O número e a qualidade dos óvulos (oócitos) da mulher diminuem com o passar do tempo. Assim, é de se esperar que haja maior dificuldade para a gravidez quanto maior a idade. Isto é particularmente importante após os 37 anos, quando a velocidade de perda de oócitos parece aumentar, de modo a influir mais decisivamente no resultado dos processos utilizados para a reprodução. Evidentemente, não se pode assumir a priori, antes de exames adequados, que o potencial de reprodução é pequeno baseando-se apenas na idade. De fato, trata-se apenas de uma referência, não aplicável diretamente à todas as pacientes. Se ficar evidente a impossibilidade de utilização dos próprios oócitos para a reprodução, então pode se optar pela obtenção de gravidez por meio de utilização de oócitos provenientes de outra paciente (ovodoação).
Doação de oócitos (ovodoação)

 

 

 

 

 

 

 

As pacientes doadoras provém de casais inférteis cujo tratamento é a fertilização in vitro. Se tiverem até 30 anos, não tiverem antecedentes pessoais ou familiares de doenças graves, e seus exames genéticos, hormonais e infecciosos mostrarem normalidade, podem ser candidatas a doação de óvulos.

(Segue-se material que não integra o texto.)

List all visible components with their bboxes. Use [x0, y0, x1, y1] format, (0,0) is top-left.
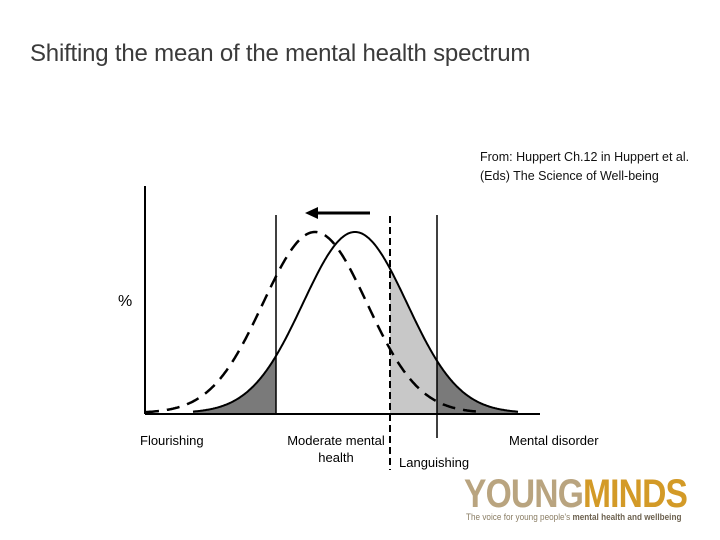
- y-axis-label: %: [118, 293, 132, 310]
- source-citation: From: Huppert Ch.12 in Huppert et al. (E…: [480, 148, 689, 186]
- label-languishing: Languishing: [399, 455, 469, 470]
- label-flourishing: Flourishing: [140, 433, 204, 448]
- flourishing-tail-shade: [193, 355, 276, 413]
- logo-word-minds: MINDS: [583, 472, 688, 516]
- label-mental-disorder: Mental disorder: [509, 433, 599, 448]
- label-moderate-line2: health: [318, 450, 353, 465]
- original-distribution-curve: [192, 231, 519, 413]
- source-line-2: (Eds) The Science of Well-being: [480, 169, 659, 183]
- youngminds-logo: YOUNGMINDS The voice for young people's …: [464, 474, 694, 526]
- languishing-shade: [390, 268, 437, 413]
- shifted-distribution-curve: [145, 230, 481, 414]
- slide-title: Shifting the mean of the mental health s…: [30, 40, 531, 67]
- mental-disorder-tail-shade: [437, 360, 518, 413]
- logo-tagline: The voice for young people's mental heal…: [466, 512, 682, 523]
- source-line-1: From: Huppert Ch.12 in Huppert et al.: [480, 150, 690, 164]
- label-moderate-line1: Moderate mental: [287, 433, 385, 448]
- logo-word-young: YOUNG: [464, 472, 584, 516]
- shift-arrow-head: [305, 207, 318, 219]
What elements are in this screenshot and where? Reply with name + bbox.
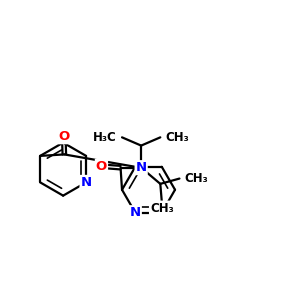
Text: N: N xyxy=(130,206,141,219)
Text: N: N xyxy=(80,176,92,189)
Text: N: N xyxy=(136,161,147,174)
Text: H₃C: H₃C xyxy=(93,131,117,144)
Text: CH₃: CH₃ xyxy=(166,131,189,144)
Text: CH₃: CH₃ xyxy=(185,172,208,185)
Text: O: O xyxy=(96,160,107,173)
Text: CH₃: CH₃ xyxy=(150,202,174,214)
Text: O: O xyxy=(58,130,69,143)
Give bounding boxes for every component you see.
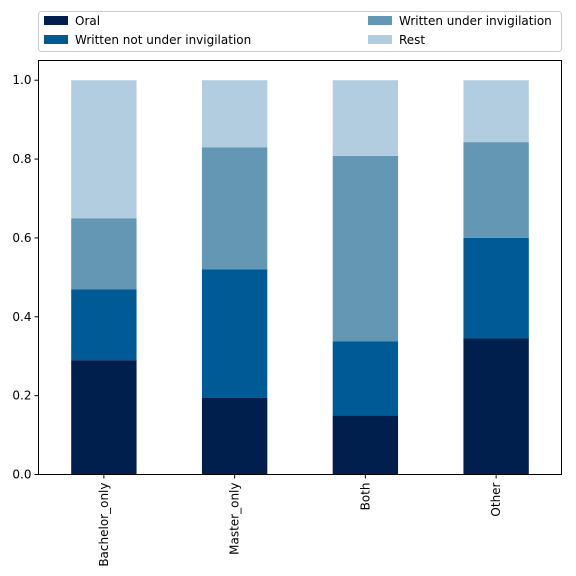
legend-swatch xyxy=(44,35,68,44)
bar-bachelor-only-series-0 xyxy=(71,360,137,475)
x-tick-label: Other xyxy=(489,482,503,516)
y-axis: 0.0 0.2 0.4 0.6 0.8 1.0 xyxy=(12,73,39,482)
bar-master-only-series-1 xyxy=(201,269,268,398)
bar-bachelor-only-series-1 xyxy=(71,289,137,361)
x-axis: Bachelor_only Master_only Both Other xyxy=(97,474,503,567)
bar-both-series-3 xyxy=(332,80,399,156)
bar-bachelor-only-series-2 xyxy=(71,218,137,290)
legend-label: Written under invigilation xyxy=(399,14,552,28)
bars-group xyxy=(71,80,529,475)
bar-other-series-0 xyxy=(463,338,529,475)
plot-frame xyxy=(38,60,562,475)
y-tick-label: 1.0 xyxy=(12,73,31,87)
legend: Oral Written not under invigilation Writte… xyxy=(38,11,562,52)
legend-swatch xyxy=(44,16,68,25)
legend-label: Oral xyxy=(75,14,100,28)
legend-label: Rest xyxy=(399,33,425,47)
bar-both-series-1 xyxy=(332,341,399,416)
legend-label: Written not under invigilation xyxy=(75,33,251,47)
y-tick-label: 0.4 xyxy=(12,310,31,324)
legend-swatch xyxy=(368,16,392,25)
bar-both-series-2 xyxy=(332,155,399,342)
y-tick-label: 0.8 xyxy=(12,152,31,166)
bar-other-series-1 xyxy=(463,237,529,339)
bar-master-only-series-2 xyxy=(201,147,268,270)
bar-master-only-series-0 xyxy=(201,397,268,475)
bar-both-series-0 xyxy=(332,415,399,475)
x-tick-label: Master_only xyxy=(228,483,242,555)
legend-swatch xyxy=(368,35,392,44)
y-tick-label: 0.2 xyxy=(12,389,31,403)
y-tick-label: 0.6 xyxy=(12,231,31,245)
bar-other-series-2 xyxy=(463,142,529,238)
x-tick-label: Bachelor_only xyxy=(97,483,111,567)
bar-other-series-3 xyxy=(463,80,529,143)
y-tick-label: 0.0 xyxy=(12,468,31,482)
x-tick-label: Both xyxy=(358,483,372,511)
bar-bachelor-only-series-3 xyxy=(71,80,137,219)
legend-frame xyxy=(38,11,562,52)
bar-master-only-series-3 xyxy=(201,80,268,148)
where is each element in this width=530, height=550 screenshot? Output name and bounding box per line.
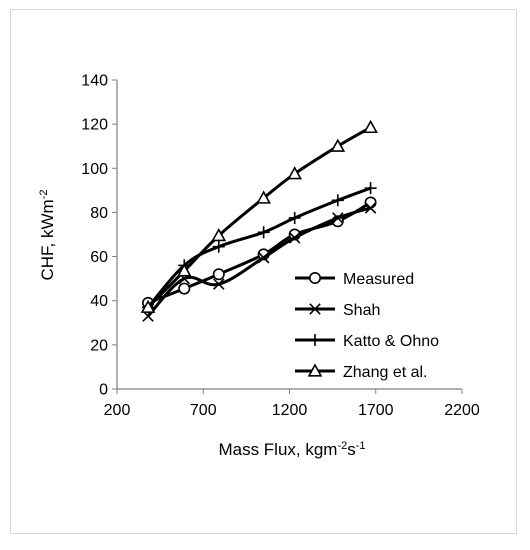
x-tick-label: 200 [104, 402, 131, 419]
legend-item-zhang-et-al: Zhang et al. [295, 363, 428, 381]
point-shah [364, 202, 377, 214]
legend-item-katto-ohno: Katto & Ohno [295, 333, 439, 350]
point-katto-ohno [257, 226, 270, 239]
point-zhang-et-al [287, 166, 303, 180]
x-tick-label: 1700 [358, 402, 394, 419]
chart-frame [10, 9, 517, 534]
x-tick-label: 1200 [272, 402, 308, 419]
legend-label: Shah [343, 302, 380, 319]
y-tick-label: 140 [81, 73, 108, 90]
y-tick-label: 60 [90, 249, 108, 266]
point-measured [178, 282, 191, 295]
legend-label: Measured [343, 271, 414, 288]
legend-item-measured: Measured [295, 271, 414, 288]
legend-item-shah: Shah [295, 302, 380, 319]
point-shah [332, 212, 344, 224]
point-zhang-et-al [176, 263, 192, 277]
point-katto-ohno [331, 194, 344, 207]
point-katto-ohno [288, 211, 301, 224]
y-tick-label: 20 [90, 337, 108, 354]
legend-marker [309, 303, 321, 315]
point-zhang-et-al [140, 299, 156, 313]
point-zhang-et-al [363, 119, 378, 134]
y-tick-label: 0 [99, 382, 108, 399]
series-shah [142, 202, 377, 322]
legend-label: Katto & Ohno [343, 333, 439, 350]
legend-marker [308, 271, 321, 284]
legend: Measured Shah Katto & Ohno Zhang et al. [295, 271, 439, 381]
legend-marker [307, 363, 323, 377]
x-tick-label: 2200 [444, 402, 480, 419]
x-axis-title: Mass Flux, kgm-2s-1 [218, 440, 365, 459]
point-measured [212, 268, 225, 281]
legend-label: Zhang et al. [343, 364, 428, 381]
point-shah [213, 278, 225, 290]
point-shah [257, 251, 270, 264]
point-measured [364, 196, 377, 209]
y-tick-label: 40 [90, 293, 108, 310]
y-axis-title: CHF, kWm-2 [38, 190, 57, 281]
y-tick-label: 120 [81, 117, 108, 134]
series-zhang-et-al [140, 119, 378, 313]
series-layer [140, 119, 378, 322]
point-katto-ohno [212, 240, 225, 253]
x-tick-label: 700 [190, 402, 217, 419]
point-zhang-et-al [330, 138, 346, 152]
point-shah [288, 232, 301, 244]
point-zhang-et-al [211, 227, 227, 242]
point-katto-ohno [364, 182, 377, 195]
y-tick-label: 80 [90, 205, 108, 222]
legend-marker [309, 334, 321, 346]
axes: 0 20 40 60 80 100 120 140 200 700 1200 1700 2200 [81, 73, 480, 420]
point-zhang-et-al [256, 190, 271, 204]
y-tick-label: 100 [81, 161, 108, 178]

Neste caso, alguns dos óvulos retirados após a punção da doadora serão doados ao casal receptor, e fertilizados com os espermatozóides (spmtz) do marido da receptora, como mostra o esquema ao lado. Os outros oócitos (não doados) serão fertilizados com os espermatozóides do marido da doadora.

Os embriões formados serão transferidos para dentro do útero das pacientes. No caso da receptora, o endométrio já foi previamente preparado enquanto a doadora realizava o ciclo para fertilização in vitro.